Just last week, the Clinical Trials Transformation Initiative released new endpoint recommendations focused on the use of mobile technology in clinical trials. And in the past six months, there has been a slew of seed and early stage funding for companies innovating in the space. Mobile data capture-focused Clinical Research IO raised $1.6 million January. In March, Philadelphia-based VitalTrax raised $150,000 in seed funding to build out software to improve patient engagement in clinical trials. Medidata, a New York City-based company that offers cloud storage and data analytics services for clinical trials, announced in April its plans to acquire Mytrus, a clinical trial technology company focused on patient-focused electronic informed consent and remote trials. Also in April, remote clinical trial company Science 37 raised $29 million to move forward with technology that allows patients to participate in trials from their homes.
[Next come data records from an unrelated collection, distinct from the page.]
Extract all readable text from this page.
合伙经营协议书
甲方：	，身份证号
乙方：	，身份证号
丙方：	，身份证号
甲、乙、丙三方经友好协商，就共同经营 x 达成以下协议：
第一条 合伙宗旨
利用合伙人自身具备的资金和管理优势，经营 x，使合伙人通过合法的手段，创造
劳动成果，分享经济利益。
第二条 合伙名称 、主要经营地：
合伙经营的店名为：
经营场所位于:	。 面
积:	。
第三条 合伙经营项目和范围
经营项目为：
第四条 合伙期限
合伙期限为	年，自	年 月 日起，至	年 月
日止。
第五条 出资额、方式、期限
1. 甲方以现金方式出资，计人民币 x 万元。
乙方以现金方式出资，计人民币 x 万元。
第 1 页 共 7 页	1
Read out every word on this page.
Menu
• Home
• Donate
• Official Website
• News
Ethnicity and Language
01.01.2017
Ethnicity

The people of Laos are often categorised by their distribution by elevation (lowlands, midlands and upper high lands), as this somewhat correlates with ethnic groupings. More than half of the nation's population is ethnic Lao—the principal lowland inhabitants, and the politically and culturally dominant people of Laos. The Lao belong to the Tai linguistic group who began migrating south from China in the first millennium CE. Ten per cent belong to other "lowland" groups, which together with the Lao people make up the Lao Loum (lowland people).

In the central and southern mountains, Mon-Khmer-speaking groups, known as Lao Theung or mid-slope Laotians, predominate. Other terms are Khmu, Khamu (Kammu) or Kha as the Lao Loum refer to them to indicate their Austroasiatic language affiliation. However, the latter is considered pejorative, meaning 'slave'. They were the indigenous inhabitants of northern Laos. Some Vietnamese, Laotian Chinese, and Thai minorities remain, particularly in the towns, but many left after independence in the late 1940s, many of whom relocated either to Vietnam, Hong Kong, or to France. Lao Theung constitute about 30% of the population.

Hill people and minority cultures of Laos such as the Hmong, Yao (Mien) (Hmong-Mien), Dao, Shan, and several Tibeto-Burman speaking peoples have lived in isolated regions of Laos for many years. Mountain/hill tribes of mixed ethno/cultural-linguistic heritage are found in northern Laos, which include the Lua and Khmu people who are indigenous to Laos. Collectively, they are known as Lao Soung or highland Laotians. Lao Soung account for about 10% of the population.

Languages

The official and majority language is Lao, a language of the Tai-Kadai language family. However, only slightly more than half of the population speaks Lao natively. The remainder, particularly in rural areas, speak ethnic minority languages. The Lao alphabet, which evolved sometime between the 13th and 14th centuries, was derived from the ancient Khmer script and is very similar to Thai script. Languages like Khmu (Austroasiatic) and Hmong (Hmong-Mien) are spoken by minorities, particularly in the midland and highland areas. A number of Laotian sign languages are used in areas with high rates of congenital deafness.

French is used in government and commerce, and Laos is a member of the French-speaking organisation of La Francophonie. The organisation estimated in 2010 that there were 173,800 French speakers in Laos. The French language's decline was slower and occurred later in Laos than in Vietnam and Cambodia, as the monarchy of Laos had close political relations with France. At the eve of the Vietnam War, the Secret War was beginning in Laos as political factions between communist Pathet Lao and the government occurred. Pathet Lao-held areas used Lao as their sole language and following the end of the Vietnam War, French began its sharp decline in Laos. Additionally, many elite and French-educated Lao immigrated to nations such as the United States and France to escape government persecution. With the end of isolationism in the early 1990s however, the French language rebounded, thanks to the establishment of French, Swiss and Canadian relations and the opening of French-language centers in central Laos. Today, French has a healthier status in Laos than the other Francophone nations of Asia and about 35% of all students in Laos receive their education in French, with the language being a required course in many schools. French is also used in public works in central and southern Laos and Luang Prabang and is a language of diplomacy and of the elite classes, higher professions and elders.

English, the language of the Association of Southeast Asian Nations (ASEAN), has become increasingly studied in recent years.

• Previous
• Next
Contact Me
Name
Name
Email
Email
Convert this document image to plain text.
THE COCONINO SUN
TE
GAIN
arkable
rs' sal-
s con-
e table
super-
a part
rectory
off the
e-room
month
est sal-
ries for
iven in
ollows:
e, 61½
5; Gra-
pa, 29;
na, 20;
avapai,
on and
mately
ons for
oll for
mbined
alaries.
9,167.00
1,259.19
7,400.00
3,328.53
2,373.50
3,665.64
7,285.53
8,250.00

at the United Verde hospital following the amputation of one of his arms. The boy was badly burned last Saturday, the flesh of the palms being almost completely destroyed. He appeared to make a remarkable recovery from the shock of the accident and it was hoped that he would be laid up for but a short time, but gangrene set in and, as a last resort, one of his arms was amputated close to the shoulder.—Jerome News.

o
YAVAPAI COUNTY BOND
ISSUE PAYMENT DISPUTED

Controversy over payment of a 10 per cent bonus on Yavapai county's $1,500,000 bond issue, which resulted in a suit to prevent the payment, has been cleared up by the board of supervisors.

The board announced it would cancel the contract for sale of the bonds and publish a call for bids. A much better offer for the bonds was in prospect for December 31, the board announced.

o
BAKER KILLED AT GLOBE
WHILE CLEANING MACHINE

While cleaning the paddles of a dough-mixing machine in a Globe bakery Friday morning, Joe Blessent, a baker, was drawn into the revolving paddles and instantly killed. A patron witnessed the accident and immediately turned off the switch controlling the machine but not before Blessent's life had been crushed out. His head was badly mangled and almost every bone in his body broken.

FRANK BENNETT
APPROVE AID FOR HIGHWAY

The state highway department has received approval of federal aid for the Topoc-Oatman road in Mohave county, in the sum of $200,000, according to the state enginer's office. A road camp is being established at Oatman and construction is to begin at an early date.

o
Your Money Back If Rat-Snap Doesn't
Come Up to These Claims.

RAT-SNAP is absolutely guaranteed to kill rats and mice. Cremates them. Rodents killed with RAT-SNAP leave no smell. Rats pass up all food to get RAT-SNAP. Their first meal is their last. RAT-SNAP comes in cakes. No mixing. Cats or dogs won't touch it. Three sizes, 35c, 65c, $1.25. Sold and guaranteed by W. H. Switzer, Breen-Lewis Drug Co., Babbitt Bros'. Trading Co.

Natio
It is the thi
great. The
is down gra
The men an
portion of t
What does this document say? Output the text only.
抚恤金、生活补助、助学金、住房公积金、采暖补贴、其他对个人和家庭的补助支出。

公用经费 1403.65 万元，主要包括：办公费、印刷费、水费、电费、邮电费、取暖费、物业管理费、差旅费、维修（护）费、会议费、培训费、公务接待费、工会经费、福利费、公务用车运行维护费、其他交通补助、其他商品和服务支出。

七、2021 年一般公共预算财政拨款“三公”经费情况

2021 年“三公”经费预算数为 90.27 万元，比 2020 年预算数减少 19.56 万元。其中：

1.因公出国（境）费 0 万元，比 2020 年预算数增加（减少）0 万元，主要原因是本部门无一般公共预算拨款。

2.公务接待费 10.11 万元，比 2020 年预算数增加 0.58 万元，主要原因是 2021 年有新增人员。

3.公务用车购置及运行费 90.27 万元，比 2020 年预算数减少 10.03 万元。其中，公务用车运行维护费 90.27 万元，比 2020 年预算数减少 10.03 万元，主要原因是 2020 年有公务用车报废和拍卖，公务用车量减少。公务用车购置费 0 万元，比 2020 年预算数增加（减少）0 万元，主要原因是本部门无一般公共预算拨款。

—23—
But while others are focusing on improving data collection quality or study efficiency, the approach of Mendel.ai is on-par with the likes of much larger companies like IBM Watson, which is also experimenting with artificial intelligence to match patients with clinical trials. In the beginning of June, IBM Watson shared data from a Novartis-sponsored pilot, wherein Watson processed data from 2,620 lung and breast cancer patients and was able to cut the time needed to screen for clinical trials by nearly 80 percent.
For Mendel.ai, the task at hand is to integrate with health organizations and cancer genomics centers. Currently, the company is working with the Comprehensive Blood & Cancer Center in Bakersfield, California to enable the center’s doctors to match their patients with trials. And while its still early days, Galil told TechCrunch the company wants to see Mendel.ai go head-to-head with IBM Watson.